Han Suyin - Birdless Summer

@Jonathan Cape Books
+Putnams
@Blossoms Book Store, Bangalore

I have been looking for books by Han Suyin for quite a while now.  They are out of print mostly and not available on kindle.  My only hope is to come across her books in second hand book store; I depend on serendipity there.

I found some books by Han Suyin at Blossoms, the famous second hand book shop in Bangalore.  It was a treat for me.

The name Birdless Summer invokes a cheerless feeling.  It is a chronicle of a particularly bleak period in the life of the author.  She was pursuing her medical studies in Belgium in 1938 when she ran into an old neighbor from her childhood days, Pao. She was struck by nostalgia and marries him.  Not just that, she abandoned her studies and returns to war torn China to be by her husband's side.

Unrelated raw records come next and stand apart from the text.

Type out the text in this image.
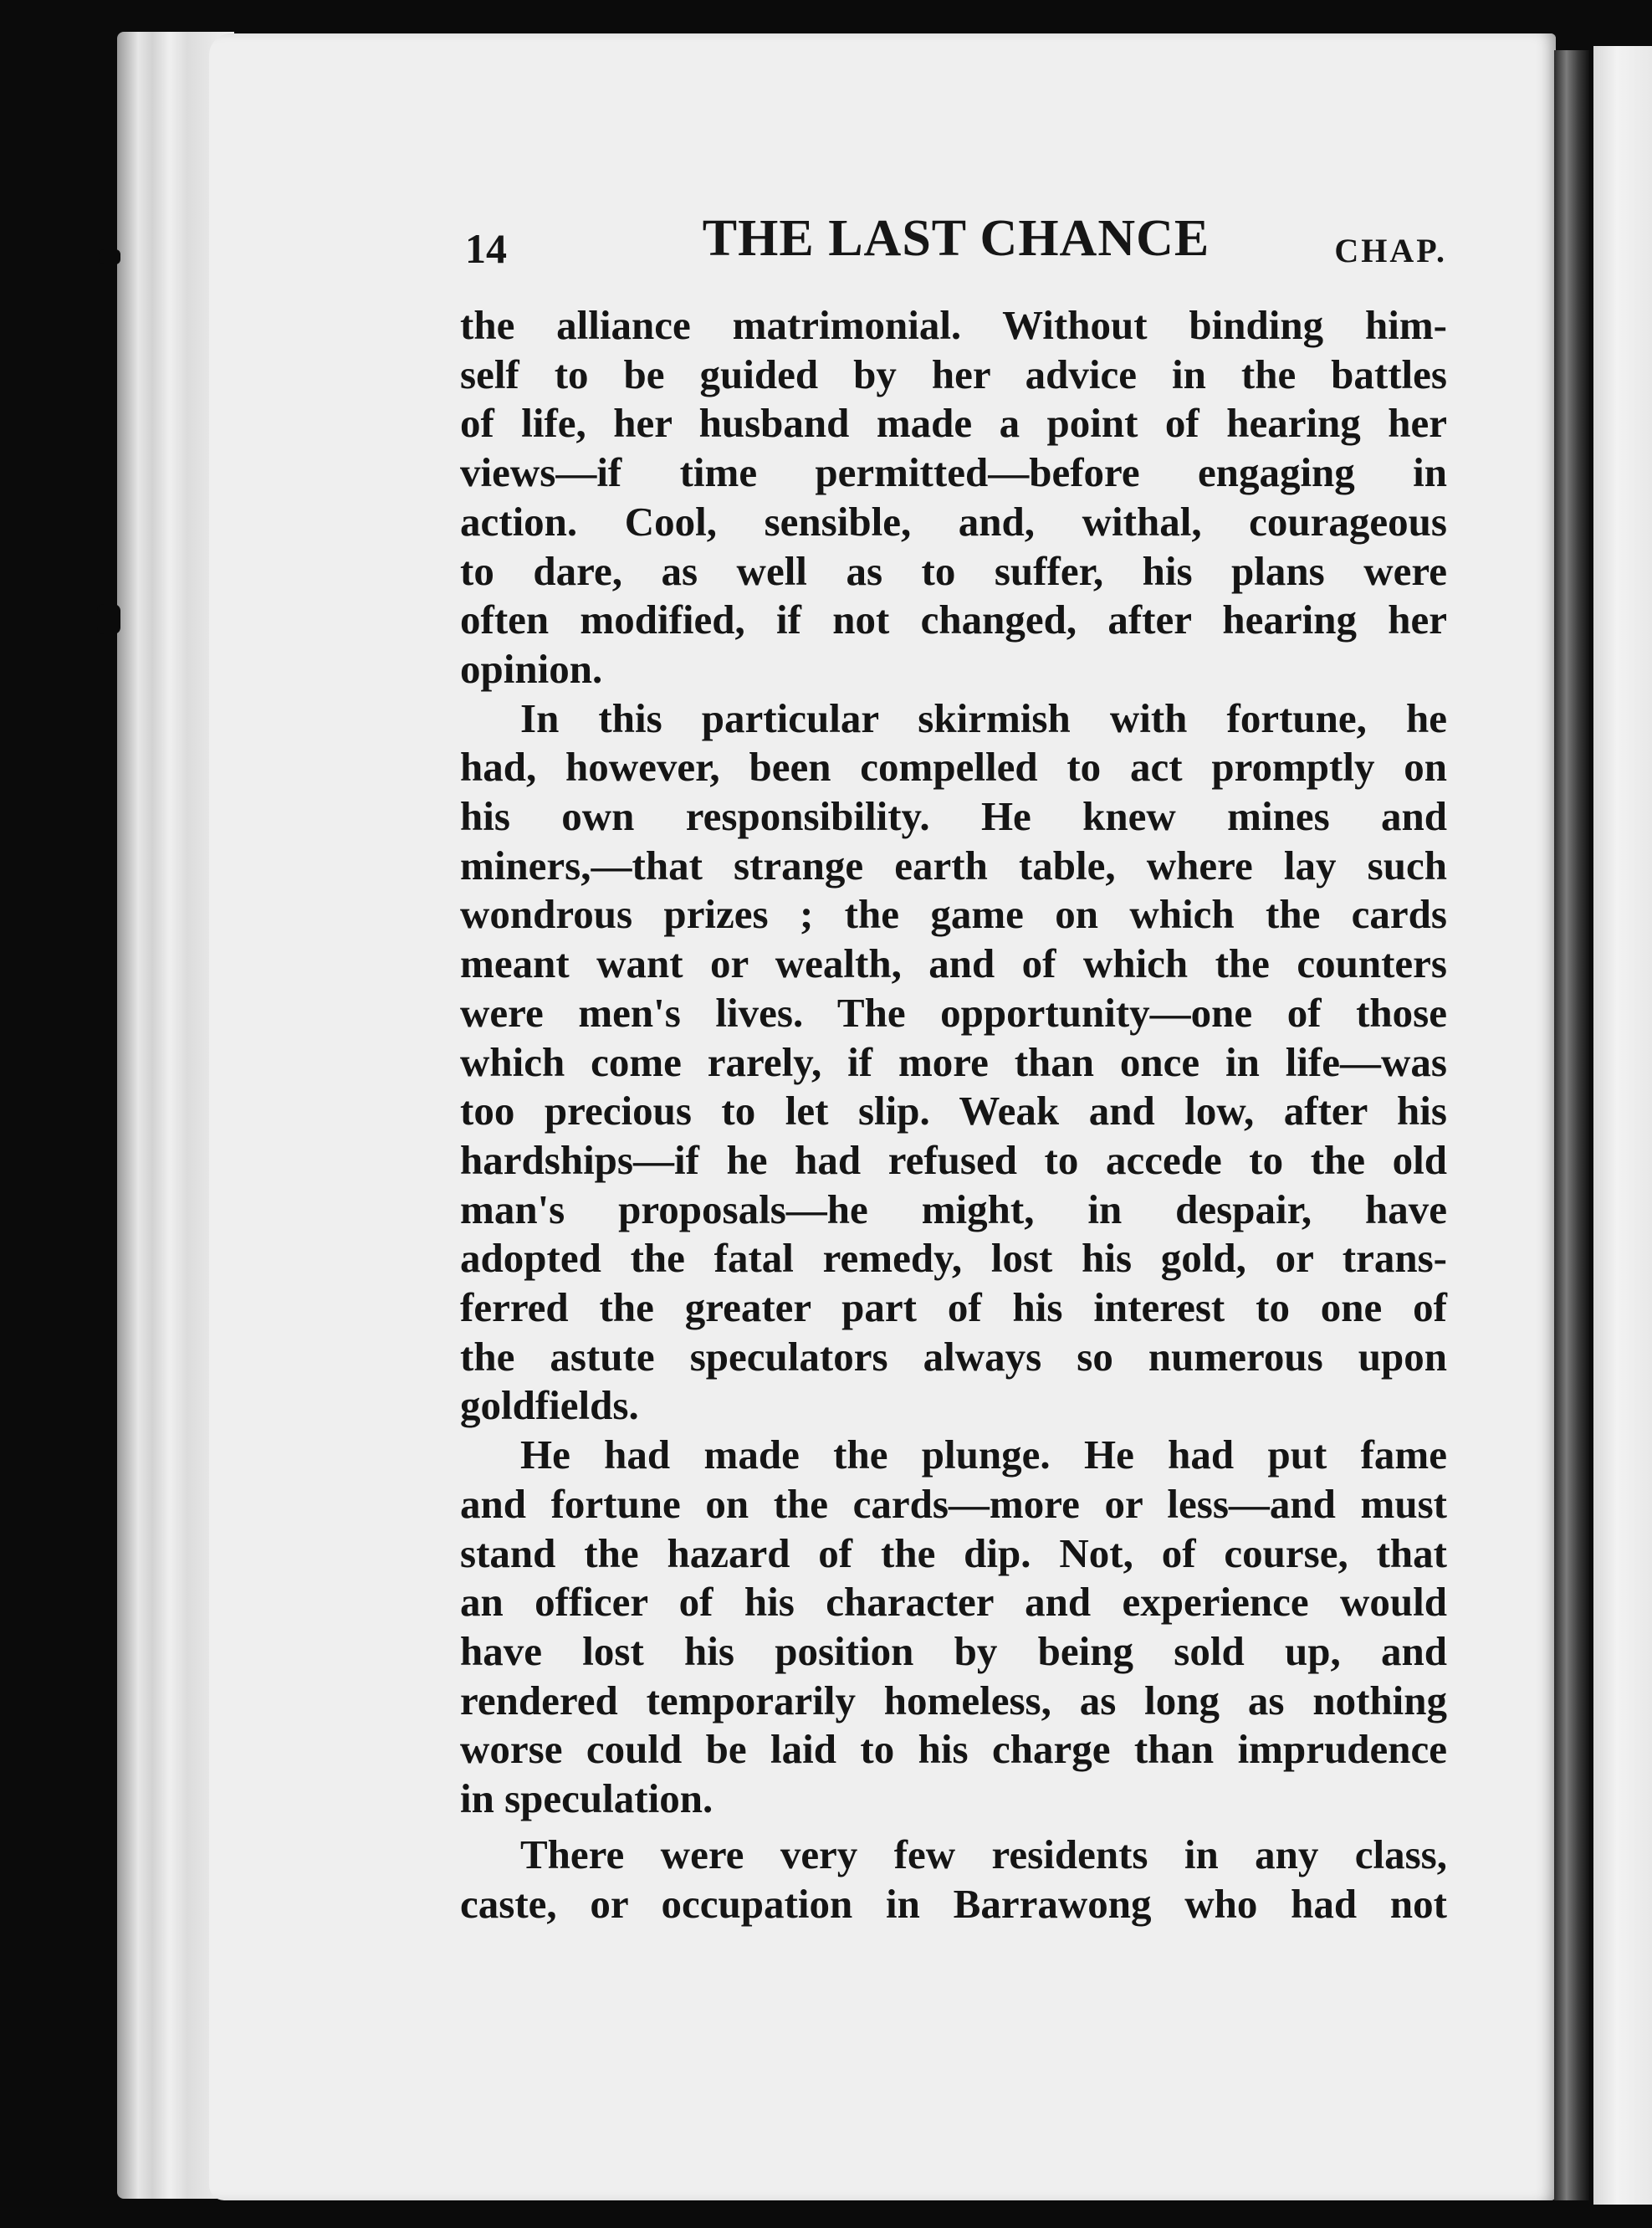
14	THE LAST CHANCE	CHAP.
the alliance matrimonial. Without binding him-
self to be guided by her advice in the battles
of life, her husband made a point of hearing her
views—if time permitted—before engaging in
action. Cool, sensible, and, withal, courageous
to dare, as well as to suffer, his plans were
often modified, if not changed, after hearing her
opinion.
In this particular skirmish with fortune, he
had, however, been compelled to act promptly on
his own responsibility. He knew mines and
miners,—that strange earth table, where lay such
wondrous prizes ; the game on which the cards
meant want or wealth, and of which the counters
were men's lives. The opportunity—one of those
which come rarely, if more than once in life—was
too precious to let slip. Weak and low, after his
hardships—if he had refused to accede to the old
man's proposals—he might, in despair, have
adopted the fatal remedy, lost his gold, or trans-
ferred the greater part of his interest to one of
the astute speculators always so numerous upon
goldfields.
He had made the plunge. He had put fame
and fortune on the cards—more or less—and must
stand the hazard of the dip. Not, of course, that
an officer of his character and experience would
have lost his position by being sold up, and
rendered temporarily homeless, as long as nothing
worse could be laid to his charge than imprudence
in speculation.
There were very few residents in any class,
caste, or occupation in Barrawong who had not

Pao had just completed his military studies in London and is an officer in the Army.  He was full of idealistic zeal and ready to fight for his country alongside his beloved leader Chiang Kaishek.  Suyin too is full of patriotism for China and wanted to do something to serve her country.

They returned to find China in shambles.  The Kuomintang, led by Chiang Kaishek was losing badly to the invaders, the Japanese.  As is always the case, the poor people were the worst off.  They were living in sub-human conditions and things were getting worse and worse.  The people in power did all they could to live comfortably and avoid the ravages of war.

Suyin was appalled. China was sinking in dirt.  It was not just the state of China that was horrific.  She found Pao extremely conservative and narrow minded.  He abused and beat her routinely.  Suyin tried to justify Pao's behavior and tried to do as he wished of her.  But her spirits refused to be quelled.

She worked in a maternity clinic for a while, tried to do something useful.  Later, when Pao was sent to London as an attache, she went along and resumed her medical studies.  She was on a path to self-fulfillment. But her marriage was in shambles, just like China.

She found herself sympathizing with the Communist ideology and Mao TseTung.

The book chronicles the tumultuous decade in the history of China, 1938 to 1948 with vividness.  The horror of war is very realistically painted.  The fear, the maiming, the extreme poverty of those times, people scrounging for food, battling with diseases are well etched.

Han Suyin also writes about her bestselling first book, Destination Chungking.  She describes the circumstances in which she wrote that book.  It wasn't the correct chronicle of the time.  Birdless Summer is an honest re-write of that book, according to her.  It is hard to figure out the truth, as autobiographies are rarely brutally honest.  Anyhow, the political happenings cannot be denied.

Despite the book being a cut and dried account of war-torn China, it is not boring.  It is a gripping account of the time.